PETERSBURG, Alaska — Two men suing the Petersburg, Alaska borough, a local police officer, a regional narcotics task force and state law enforcement are trying to broaden the lawsuit into a class action that would allow more plaintiffs to join.

Danny Thompson and Greg Richeson claim in the lawsuit that Petersburg police officers in separate 2013 investigations obtained search warrants and seized property from their homes and did not return it for years.

Thompson said his belongings have since been returned but Richeson is still waiting for the return of his possessions, ( ) reported Monday.

The lawsuit challenges the secrecy of search warrants for law enforcement investigations that do not result in criminal charges. If it ends up going to trial, the case will not go before a jury until next year.

Attorney Fred Triem argued in late July that the suit should be a class action, saying hundreds of other people in Alaska have faced the same situation.

“Their stuff has been taken away and they cannot get the warrant file or access to it because the only way they can get access is if the police filed a criminal case as a result of the warrant based on information they obtained when they served the warrant, then but only then the defendant can go in and see his warrant file,” he said. “Otherwise it remains sealed.”

Attorneys for the state and Petersburg borough counter that Richeson’s items have not been returned because he is the target of an ongoing investigation by the Petersburg Police Department. Triem disputes that. As for Thompson, charges were forwarded to the Juneau district attorney’s office in 2015 but dismissed by the office and his property was returned.

Alaska law requires police to obtain search warrants from judges or magistrate judges that spell out the reasons for the warrant. Police are required to give owners of seized property seized copies of warrants, copies of supporting affidavits justifying the warrants and receipts for seized property. Police are also required to make inventories of seized property.

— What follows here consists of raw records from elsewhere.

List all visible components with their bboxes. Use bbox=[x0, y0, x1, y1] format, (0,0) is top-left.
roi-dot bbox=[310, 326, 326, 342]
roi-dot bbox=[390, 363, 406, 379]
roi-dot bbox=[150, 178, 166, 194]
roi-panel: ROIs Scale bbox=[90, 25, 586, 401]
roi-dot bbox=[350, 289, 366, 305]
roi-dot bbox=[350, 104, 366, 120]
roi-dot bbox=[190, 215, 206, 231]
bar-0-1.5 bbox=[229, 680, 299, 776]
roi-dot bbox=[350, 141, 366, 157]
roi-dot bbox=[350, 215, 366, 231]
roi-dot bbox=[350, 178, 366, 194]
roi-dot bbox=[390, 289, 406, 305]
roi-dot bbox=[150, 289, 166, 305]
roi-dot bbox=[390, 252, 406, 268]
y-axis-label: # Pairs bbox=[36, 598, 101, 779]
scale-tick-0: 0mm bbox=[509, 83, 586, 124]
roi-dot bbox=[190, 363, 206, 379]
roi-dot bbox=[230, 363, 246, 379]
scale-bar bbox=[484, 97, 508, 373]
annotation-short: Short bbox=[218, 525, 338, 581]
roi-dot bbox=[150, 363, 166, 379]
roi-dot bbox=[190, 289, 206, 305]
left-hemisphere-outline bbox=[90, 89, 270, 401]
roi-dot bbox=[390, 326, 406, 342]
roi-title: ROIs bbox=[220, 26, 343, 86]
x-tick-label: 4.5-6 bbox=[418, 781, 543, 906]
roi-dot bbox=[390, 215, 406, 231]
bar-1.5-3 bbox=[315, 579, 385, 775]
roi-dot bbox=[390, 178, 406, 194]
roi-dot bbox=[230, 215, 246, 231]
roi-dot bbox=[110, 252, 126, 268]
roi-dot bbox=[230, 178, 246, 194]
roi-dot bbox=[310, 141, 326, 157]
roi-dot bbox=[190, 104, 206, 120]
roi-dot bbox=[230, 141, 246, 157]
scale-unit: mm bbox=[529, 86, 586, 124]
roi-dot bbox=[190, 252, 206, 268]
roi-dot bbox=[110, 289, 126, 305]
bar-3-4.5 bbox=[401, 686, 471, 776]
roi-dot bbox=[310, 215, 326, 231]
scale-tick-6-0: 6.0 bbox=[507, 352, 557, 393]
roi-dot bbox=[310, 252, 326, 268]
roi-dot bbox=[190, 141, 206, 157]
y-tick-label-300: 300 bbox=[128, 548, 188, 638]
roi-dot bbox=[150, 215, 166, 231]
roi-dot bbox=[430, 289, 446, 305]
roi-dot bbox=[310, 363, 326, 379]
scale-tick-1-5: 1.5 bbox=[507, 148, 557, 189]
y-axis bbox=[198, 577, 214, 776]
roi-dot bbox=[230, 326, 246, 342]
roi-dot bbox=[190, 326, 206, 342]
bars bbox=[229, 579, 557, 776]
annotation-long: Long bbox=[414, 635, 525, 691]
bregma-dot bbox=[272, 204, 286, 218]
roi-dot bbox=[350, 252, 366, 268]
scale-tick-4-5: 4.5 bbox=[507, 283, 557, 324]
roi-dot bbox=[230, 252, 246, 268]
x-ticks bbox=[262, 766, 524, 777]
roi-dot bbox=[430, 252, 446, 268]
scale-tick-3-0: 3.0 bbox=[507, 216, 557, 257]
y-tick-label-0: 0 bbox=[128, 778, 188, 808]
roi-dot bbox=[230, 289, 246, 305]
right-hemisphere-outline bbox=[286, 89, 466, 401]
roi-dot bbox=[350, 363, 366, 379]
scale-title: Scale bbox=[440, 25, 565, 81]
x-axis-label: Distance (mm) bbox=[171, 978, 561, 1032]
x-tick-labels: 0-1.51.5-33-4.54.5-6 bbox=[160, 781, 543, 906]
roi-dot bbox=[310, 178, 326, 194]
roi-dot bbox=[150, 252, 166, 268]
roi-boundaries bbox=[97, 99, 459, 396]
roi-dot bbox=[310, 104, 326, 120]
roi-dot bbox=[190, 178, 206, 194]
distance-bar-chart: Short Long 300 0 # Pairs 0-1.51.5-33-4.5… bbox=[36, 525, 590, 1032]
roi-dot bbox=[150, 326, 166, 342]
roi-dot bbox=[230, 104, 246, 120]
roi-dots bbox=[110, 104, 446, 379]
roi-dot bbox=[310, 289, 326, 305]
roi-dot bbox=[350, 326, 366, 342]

Search warrants become part of the public record when criminal cases are filed in court. However, according to the state’s court rules, search warrants, affidavits, receipts and inventories are kept sealed, and not part of the public record for four years if no criminal cases are filed. People whose property is seized can request inventories of those items but judges must approve requests for the information records to be unsealed.

The plaintiffs are seeking disclosure of court files in all search warrants and argue that Alaska’s court rules violate of the state’s constitution.

The defendants are the Petersburg borough, local police officer Kalin Rosse and the Southeast Alaska Cities Against Drugs or SEACAD. That’s a cooperative drug enforcement effort involving the Alaska State Troopers and police departments around Southeast. Also named are former Sitka police chief Sheldon Schmitt and Chris Russell of the Alaska State Troopers for their administrative role with SEACAD.

A jury trial had been scheduled for August but was rescheduled for February.